How in the world can investors consistently return portfolios that beat the S&P 500 year after year? Is it even possible?
Contrary to the few men in history that have beat the S&P (yes, Warren Buffett and Berkshire Hathaway have absorbed bigger losses than the S&P), Eugene Fama from the University of Chicago developed the efficient market hypothesis back in 1969 stating that markets are “informationally efficient”. How so? In the hypothetical situation that insider trading doesn’t exist, information will reach each investor at the same time, thus giving no one the upper hand in making the most coherent investment decisions. As a byproduct of this market behavior, investors will not be able to return profits (or losses) that exceed the market’s average returns. Again, this theory lies on the underlying fact that the market is (1) running on a risk-adjusted basis and (2) information is received to all parties at the same exact time.
Did you know that price action indicator trading strategies are one of the most commonly used methods in today’s financial market? Whether you are a short-term or long-term trader, analysing the price of a security is perhaps one of the simplest, yet also the most powerful, ways to gain an edge in the market.
So why don’t markets function like this? Keep in mind there are several fallacies today that explain why the market can never behave like this.

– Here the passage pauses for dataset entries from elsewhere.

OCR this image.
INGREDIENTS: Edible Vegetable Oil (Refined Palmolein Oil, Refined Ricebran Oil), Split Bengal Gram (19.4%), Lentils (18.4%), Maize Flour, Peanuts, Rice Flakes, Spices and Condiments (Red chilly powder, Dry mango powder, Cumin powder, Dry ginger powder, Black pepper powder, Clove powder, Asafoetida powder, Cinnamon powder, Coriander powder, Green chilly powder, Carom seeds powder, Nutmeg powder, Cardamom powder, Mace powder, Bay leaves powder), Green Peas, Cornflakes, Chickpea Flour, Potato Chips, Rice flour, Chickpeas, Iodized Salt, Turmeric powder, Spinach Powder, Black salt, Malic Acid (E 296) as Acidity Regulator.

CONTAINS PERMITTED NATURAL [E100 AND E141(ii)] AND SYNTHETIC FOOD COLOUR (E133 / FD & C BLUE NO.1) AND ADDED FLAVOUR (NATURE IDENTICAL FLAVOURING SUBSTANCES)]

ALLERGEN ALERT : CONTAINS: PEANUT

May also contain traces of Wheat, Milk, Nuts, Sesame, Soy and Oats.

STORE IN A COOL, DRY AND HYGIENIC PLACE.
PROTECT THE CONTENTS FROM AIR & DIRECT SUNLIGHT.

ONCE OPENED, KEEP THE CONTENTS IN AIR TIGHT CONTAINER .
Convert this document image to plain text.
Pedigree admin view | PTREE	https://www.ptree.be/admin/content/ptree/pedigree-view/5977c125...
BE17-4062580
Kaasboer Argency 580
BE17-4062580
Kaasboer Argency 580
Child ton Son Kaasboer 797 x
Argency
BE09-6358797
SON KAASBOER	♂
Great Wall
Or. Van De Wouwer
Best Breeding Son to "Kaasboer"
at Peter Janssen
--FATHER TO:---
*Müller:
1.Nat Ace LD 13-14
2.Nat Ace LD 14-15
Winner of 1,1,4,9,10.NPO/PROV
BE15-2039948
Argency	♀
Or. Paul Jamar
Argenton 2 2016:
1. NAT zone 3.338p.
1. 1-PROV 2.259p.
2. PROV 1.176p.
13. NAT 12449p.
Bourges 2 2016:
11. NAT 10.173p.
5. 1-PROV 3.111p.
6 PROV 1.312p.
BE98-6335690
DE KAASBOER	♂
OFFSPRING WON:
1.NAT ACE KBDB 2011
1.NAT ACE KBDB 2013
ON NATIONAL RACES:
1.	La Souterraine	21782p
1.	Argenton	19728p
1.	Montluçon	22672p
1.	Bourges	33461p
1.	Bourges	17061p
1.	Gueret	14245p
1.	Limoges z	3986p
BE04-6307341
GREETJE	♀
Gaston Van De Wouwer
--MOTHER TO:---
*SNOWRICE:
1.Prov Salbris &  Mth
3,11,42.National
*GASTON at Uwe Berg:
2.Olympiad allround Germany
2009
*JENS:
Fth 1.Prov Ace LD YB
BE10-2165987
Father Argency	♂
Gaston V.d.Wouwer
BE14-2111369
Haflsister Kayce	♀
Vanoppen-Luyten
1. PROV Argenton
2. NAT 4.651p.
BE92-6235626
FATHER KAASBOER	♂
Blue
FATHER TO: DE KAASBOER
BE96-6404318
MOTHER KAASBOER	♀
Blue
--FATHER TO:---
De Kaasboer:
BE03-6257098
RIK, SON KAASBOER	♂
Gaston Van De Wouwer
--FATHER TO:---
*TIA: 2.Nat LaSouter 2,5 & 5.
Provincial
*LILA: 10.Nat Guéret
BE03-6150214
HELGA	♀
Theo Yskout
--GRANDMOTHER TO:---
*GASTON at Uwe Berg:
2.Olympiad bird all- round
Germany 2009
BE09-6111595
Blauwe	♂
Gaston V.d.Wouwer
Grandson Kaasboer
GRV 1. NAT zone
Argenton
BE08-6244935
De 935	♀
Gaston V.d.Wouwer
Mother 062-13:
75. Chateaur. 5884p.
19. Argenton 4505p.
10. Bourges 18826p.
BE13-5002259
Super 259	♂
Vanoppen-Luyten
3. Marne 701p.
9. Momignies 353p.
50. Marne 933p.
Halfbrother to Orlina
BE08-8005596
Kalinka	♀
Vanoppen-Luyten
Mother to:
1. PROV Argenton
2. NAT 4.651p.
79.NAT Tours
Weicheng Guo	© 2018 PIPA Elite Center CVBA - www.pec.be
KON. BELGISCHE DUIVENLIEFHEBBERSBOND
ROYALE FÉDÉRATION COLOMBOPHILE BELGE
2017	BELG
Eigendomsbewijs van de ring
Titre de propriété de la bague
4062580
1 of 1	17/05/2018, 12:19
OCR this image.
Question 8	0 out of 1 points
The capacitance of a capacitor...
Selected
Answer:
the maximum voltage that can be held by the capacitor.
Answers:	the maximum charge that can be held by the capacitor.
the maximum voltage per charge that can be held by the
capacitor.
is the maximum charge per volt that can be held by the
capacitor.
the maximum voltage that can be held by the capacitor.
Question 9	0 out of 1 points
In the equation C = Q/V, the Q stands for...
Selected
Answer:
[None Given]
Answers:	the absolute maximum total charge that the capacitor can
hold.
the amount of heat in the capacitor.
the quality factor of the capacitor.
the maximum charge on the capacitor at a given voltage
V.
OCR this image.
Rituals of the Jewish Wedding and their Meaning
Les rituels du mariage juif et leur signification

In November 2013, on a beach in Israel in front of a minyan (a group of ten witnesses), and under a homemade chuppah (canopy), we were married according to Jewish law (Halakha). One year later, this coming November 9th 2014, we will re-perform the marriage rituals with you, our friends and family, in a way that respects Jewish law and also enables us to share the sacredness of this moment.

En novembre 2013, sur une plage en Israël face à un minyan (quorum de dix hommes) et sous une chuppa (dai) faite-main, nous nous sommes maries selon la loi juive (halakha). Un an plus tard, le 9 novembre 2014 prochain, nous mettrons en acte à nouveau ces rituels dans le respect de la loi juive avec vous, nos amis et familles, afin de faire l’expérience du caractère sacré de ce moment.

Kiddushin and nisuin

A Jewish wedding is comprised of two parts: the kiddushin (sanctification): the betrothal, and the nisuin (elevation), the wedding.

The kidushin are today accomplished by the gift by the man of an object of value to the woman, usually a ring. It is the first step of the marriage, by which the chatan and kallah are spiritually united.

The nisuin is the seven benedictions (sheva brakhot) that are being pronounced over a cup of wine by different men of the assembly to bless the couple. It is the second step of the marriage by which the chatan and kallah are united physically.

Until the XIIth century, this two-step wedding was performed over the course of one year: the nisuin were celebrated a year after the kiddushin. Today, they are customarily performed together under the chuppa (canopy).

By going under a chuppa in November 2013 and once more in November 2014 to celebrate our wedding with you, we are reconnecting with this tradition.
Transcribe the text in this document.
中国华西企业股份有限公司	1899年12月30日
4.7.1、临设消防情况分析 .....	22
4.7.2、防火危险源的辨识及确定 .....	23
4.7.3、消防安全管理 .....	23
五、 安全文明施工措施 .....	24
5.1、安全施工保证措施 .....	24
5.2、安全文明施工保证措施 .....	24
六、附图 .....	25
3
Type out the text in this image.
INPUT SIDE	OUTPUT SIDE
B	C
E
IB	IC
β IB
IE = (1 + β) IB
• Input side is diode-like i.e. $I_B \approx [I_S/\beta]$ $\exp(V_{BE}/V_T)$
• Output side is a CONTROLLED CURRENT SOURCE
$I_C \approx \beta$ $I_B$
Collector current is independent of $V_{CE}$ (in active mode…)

An installed principle in Fama’s hypothesis is that traders may overcompensate the information they receive and make irrational decisions. As theoretical as the hypothesis is, the theory is further construed with greater reliance on the psychology of the human mind, stating that factors like overconfidence and false grips on reality result in inefficiencies of traders as a whole entity. But, in the grand scheme of things, the market is always correct. Assuming that all people’s behaviors follow a normal distribution pattern (little to no investors steer away from the majority and make their own decisions against the power of the information provided), the three stipulations to the market state why the investing world runs the way it does. Aspects of behavioral finance and cognition biases help detail why there are always winners in investing, and why there are always losers in investing.
Weak-form efficiency: Future prices cannot be determined by past prices or past behavior of an investment. The only cure can come from fundamental analysis, which includes viewing the business models, financial statements, and economic moats of the entity being examined. The underlying theme stresses the importance of qualitative analysis as any hopes of (potentially) beating the market consistently. Contrary to quantitative and technical analysis (examining graphs), prices will randomly fluctuate in the absence of “fundamental information”. However, inconsistencies exist in this theory that have been able to model and closely emulate the non-random walk, or movement, of prices amongst investments. Research and the models done to disprove the weak-form efficiency can be found through scholarly research and a quick Google search.
Semi-strong-form efficiency: Markets tend to react with super-efficiency, adjusting prices to fundamental news instantaneously. Then, for example, why do stock prices after-hours move in the event of earnings reports made earlier during the trading day? Fama blames bias and irrational behavior done by investors to undercompensate or overcompensate the prices and actual valuation of the pricing of the stock. Inefficiencies, thus, can be capitalized by “smart” individuals that can make the correct investment decision until prices reach equilibrium, or where it should rightfully stand as its price. Inconsistencies like these create winner and losers in the world of investing.
Strong-form efficiency: All information, public or private, is rightfully displayed to the public and all share prices are reflections of this information. In the real world, there is private information that is not leaked to the public, disproving this hypothesis. Insider trading is protected against the law, making the access to all information essentially heterogeneous. The strong-form efficiency stipulation guarantees that this cannot exist in the real world, but goes to prove that some money managers will make normal returns and some will outperform the market.
All in all, why learn this hypothesis? Eugene Fama’s thesis represents the core of behavioral economics that tracks the psychology and behavior of people and the markets we live in. The knowledge to know why our market runs as efficiently as it does can help economists compare behavior and the effects of macro- and micro-decisions to markets and their results. And that is the reason we study economics into the grand scheme of investing.